Sí, he tardado casi dos meses en volver a hablar de anime, pero como ya dejé bien claro o descansaba un poco o la cabeza me iba a estallar. Además, como siempre he dicho yo soy un lobo de invierno; el verano y yo jamás hemos sido buenos amigos y mi productividad durante estos meses suele mermarse considerablemente. Pero es que lo de este año y sus asquerosas oleadas de calor está superando todo lo humanamente soportable por mi parte. Os puedo asegurar que ha habido veces que me he encontrado al ir a correr el termómetro a 41 grados, he dormido con 34 por la noche y o bebo de tres a cuatro litros de agua diarios o tengo la sensación de que me voy a deshidratar.
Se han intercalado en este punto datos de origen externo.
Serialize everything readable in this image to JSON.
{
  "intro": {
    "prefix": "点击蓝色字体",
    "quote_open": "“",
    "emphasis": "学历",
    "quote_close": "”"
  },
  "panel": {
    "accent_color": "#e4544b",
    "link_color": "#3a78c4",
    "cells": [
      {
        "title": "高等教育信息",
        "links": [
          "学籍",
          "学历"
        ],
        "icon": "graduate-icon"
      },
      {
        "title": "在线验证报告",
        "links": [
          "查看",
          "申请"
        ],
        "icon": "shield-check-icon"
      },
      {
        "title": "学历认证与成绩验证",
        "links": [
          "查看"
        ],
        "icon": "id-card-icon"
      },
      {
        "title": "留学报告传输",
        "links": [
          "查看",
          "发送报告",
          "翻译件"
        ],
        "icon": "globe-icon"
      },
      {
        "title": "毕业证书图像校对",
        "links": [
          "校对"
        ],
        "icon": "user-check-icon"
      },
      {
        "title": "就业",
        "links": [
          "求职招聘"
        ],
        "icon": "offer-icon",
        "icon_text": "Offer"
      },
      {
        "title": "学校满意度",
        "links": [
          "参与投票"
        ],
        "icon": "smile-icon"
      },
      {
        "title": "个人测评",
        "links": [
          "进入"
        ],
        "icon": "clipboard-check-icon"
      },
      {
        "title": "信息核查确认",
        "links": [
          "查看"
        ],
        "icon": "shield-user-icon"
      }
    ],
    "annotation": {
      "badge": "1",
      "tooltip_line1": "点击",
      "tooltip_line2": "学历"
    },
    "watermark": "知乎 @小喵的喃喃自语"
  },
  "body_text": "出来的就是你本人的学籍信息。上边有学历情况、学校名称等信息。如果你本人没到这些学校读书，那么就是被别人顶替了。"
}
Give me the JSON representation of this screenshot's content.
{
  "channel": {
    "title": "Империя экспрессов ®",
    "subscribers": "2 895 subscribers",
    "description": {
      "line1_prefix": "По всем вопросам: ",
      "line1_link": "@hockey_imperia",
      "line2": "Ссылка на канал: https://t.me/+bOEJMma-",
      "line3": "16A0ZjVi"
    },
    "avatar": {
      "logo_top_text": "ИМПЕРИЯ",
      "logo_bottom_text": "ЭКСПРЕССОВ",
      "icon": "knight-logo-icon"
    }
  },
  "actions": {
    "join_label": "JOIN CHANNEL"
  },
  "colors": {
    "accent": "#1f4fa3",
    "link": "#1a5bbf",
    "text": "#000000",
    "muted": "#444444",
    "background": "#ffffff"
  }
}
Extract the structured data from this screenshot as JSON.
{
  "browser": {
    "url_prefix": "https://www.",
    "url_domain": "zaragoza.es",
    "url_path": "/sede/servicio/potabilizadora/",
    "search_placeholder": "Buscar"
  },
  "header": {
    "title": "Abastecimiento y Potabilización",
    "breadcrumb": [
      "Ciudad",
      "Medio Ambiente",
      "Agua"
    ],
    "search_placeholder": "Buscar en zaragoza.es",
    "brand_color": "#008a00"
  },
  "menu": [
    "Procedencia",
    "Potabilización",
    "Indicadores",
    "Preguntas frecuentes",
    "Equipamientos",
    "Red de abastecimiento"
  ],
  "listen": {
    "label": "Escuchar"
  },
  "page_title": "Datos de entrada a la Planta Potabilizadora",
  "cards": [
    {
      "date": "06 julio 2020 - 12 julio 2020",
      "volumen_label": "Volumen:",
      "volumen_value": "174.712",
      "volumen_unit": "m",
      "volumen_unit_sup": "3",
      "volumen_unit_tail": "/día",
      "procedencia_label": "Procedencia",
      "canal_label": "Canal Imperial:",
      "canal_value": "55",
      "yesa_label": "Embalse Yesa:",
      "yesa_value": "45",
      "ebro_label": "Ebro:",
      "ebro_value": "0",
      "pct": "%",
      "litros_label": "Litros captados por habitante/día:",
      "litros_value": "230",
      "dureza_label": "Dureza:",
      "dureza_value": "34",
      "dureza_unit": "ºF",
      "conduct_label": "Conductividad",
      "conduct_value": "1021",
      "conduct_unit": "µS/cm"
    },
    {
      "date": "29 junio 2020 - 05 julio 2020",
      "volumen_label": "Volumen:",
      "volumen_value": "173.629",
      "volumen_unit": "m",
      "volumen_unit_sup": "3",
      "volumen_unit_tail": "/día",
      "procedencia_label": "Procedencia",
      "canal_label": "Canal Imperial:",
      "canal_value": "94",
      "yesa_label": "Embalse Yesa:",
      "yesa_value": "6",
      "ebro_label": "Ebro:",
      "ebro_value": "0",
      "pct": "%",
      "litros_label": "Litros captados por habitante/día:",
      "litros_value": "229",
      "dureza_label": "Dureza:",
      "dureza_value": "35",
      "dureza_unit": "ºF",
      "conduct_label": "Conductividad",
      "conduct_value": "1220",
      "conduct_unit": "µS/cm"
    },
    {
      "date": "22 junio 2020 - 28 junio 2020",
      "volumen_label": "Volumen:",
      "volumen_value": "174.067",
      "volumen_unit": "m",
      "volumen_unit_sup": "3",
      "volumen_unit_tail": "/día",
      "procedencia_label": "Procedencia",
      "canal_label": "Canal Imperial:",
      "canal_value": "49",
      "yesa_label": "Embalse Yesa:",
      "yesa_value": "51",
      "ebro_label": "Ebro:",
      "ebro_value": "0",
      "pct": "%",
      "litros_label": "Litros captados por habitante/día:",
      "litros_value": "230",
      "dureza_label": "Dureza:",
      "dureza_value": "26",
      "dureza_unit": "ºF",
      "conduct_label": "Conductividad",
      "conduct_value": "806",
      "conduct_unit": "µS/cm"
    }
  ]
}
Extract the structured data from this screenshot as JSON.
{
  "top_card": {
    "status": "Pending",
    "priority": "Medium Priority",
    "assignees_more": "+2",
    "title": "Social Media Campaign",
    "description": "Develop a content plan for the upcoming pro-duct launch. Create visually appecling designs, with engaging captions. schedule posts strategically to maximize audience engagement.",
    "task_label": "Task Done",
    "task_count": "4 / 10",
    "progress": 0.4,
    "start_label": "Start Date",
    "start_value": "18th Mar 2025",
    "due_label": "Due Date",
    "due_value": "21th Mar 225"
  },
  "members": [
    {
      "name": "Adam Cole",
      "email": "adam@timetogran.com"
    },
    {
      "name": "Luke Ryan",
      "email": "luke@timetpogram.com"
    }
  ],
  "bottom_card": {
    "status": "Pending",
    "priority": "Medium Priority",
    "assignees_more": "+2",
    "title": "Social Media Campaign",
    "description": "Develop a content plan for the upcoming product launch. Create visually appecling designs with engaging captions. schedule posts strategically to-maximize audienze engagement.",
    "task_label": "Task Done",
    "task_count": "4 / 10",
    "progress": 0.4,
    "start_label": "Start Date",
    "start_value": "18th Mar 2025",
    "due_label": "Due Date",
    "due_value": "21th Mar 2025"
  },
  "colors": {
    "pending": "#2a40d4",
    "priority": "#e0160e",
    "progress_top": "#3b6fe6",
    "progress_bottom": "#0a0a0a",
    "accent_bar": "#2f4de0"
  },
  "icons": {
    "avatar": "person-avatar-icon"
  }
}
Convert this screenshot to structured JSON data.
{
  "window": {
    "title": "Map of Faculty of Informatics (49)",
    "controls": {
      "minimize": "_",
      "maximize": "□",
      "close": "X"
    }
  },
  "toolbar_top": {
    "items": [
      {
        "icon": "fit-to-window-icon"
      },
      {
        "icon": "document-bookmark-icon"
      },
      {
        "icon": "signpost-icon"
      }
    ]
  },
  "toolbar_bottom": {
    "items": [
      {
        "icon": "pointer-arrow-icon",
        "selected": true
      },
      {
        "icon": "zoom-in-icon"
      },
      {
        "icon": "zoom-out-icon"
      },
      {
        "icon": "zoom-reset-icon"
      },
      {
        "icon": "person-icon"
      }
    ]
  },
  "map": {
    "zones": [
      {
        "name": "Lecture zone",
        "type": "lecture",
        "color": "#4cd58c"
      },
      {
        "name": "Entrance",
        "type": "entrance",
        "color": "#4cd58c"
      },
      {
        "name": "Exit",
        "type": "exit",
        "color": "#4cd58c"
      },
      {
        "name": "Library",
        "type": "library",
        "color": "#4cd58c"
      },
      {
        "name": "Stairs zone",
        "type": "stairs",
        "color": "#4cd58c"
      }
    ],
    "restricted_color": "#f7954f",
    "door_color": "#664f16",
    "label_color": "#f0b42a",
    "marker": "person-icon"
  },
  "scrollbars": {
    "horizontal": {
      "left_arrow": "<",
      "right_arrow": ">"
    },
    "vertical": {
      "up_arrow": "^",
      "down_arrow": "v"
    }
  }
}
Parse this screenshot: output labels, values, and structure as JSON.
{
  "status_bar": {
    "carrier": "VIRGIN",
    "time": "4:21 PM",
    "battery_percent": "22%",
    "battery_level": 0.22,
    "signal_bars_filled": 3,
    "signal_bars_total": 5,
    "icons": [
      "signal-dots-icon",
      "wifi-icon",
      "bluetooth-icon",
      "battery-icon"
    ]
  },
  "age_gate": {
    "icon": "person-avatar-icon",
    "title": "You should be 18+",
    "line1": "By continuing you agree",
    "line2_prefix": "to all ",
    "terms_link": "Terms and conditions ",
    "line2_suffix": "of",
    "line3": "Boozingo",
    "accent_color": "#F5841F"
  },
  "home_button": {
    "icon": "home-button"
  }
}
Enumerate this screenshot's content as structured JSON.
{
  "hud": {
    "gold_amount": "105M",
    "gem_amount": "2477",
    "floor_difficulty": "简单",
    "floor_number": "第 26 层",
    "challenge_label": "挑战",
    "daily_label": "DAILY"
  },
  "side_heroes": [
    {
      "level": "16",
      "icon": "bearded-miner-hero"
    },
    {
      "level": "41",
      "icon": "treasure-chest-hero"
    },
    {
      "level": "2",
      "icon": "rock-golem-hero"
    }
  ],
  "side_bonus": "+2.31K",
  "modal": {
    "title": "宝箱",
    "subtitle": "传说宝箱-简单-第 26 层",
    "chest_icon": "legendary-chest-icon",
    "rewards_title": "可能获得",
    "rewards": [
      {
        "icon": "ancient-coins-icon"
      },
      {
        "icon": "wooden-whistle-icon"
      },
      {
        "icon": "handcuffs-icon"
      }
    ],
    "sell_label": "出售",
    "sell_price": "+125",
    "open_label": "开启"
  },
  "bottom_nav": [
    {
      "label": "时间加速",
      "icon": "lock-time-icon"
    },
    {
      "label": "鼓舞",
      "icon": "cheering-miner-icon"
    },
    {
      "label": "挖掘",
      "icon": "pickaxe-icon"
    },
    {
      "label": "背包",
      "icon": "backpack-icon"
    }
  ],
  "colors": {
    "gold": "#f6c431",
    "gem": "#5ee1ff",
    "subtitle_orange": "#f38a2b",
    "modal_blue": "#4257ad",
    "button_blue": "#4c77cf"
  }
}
Así es la meseta castellana durante estos meses. Un verdadero horno a presión particularmente difícil de llevar para todo aquel que no tenga a su alcance una piscina. Y teniendo en cuenta que lo más parecido que tengo a mi disposición es el mar de libros de Derecho (en especial Mercantil) que inunda habitualmente mi habitación, y que tengo que combatir estas temperaturas anormalmente altas a la par que mi mente resulta frecuentemente atacada por unas dosis exageradas de aburrimiento extremo… comprenderéis que no es una tarea precisamente fácil para mí ponerme a escribir, ya no sólo por la dificultad para encontrar tiempo, sino también para reunir las ganas necesarias con las que ponerme a ello. Pero una vez conseguidas, aquí estoy.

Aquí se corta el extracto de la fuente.